7. The fault-tolerant method for redundancy-free fault reconstruction of a spaceborne computer according to claim 1, characterized in that, Step 3 further includes: The Basic Input / Output System (BIOS) first performs a fault threshold determination, comparing the retry count value obtained in step 1 with a preset fault threshold. If the fault threshold determination result is that the preset fault threshold has not been reached, the basic input / output system BIOS updates the retry count value, writes the updated retry count value into the hardware status manager, and then activates the hardware watchdog. If the fault threshold determination result is that the preset fault threshold has been reached, the BIOS of the Basic Input / Output System performs a status update operation, modifies the health status data obtained in step 1, and marks the health status bit associated with the current startup device determined in step 2 as faulty.
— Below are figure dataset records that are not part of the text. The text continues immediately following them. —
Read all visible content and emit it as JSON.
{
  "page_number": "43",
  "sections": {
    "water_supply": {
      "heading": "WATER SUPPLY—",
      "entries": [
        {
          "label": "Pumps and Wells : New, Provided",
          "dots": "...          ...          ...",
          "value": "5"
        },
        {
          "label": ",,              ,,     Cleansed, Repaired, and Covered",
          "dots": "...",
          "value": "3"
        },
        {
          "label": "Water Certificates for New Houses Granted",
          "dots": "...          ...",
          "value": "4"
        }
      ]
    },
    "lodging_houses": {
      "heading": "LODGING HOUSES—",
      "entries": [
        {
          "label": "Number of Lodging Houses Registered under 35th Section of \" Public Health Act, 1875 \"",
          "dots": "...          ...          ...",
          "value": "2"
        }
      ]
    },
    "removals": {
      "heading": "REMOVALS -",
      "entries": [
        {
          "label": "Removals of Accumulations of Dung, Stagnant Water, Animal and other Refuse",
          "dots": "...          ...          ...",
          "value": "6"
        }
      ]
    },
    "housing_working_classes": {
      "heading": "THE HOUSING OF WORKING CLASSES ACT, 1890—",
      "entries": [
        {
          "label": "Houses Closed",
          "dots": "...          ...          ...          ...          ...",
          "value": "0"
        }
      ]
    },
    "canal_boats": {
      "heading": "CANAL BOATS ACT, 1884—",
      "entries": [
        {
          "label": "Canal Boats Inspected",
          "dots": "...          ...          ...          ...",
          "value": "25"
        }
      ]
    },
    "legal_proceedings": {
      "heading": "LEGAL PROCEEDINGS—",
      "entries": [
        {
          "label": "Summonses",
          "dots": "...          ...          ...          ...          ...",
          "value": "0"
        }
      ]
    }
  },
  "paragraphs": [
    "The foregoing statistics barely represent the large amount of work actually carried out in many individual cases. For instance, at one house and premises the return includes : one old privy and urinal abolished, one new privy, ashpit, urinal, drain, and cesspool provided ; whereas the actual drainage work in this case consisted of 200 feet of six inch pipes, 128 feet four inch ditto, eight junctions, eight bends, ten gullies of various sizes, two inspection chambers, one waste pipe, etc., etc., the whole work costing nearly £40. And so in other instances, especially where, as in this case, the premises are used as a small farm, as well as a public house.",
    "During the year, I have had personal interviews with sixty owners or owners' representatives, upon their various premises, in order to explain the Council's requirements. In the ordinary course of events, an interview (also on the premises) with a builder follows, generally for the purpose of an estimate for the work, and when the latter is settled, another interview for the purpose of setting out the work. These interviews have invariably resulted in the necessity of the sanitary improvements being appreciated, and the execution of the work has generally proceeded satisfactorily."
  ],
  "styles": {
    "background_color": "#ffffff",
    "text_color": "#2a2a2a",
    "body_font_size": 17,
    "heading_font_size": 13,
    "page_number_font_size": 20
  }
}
8. The fault-tolerant method for redundancy-free fault reconstruction of a spaceborne computer according to claim 1, characterized in that, Step 4 further includes: The condition for successful loading of the operating system is that the dedicated driver has sent the "feed the watchdog" command to the hardware watchdog within the predetermined timeout period. If the condition is met, the operating system immediately executes the operation of resetting the retry count value, updating the retry count value associated with the device to be started in this step 2 to zero; If the conditions are not met, it indicates that the hardware watchdog timer has been triggered due to a timeout, and the hardware watchdog timer sends a hardware reset signal to the computer system.

9. The fault-tolerant method for redundancy-free fault reconstruction of a spaceborne computer according to claim 1, characterized in that, The hardware status manager is a radiation-hardened field-programmable gate array (FPGA). The health status data, the current startup target ID, and the retry count value obtained in step 1 are all stored in the non-volatile memory unit integrated in the radiation-hardened FPGA.

10. The fault-tolerant method for redundancy-free fault reconstruction of a spaceborne computer according to claim 1, characterized in that, In step 4, after the computer system restarts due to the hardware reset signal issued by the hardware watchdog, the health status data and retry count value obtained by the BIOS when returning to execute step 1 are values ​​that have been updated before the hardware reset signal is triggered. These values ​​are maintained during the hardware reset process because they are stored in the non-volatile storage medium of the hardware status manager.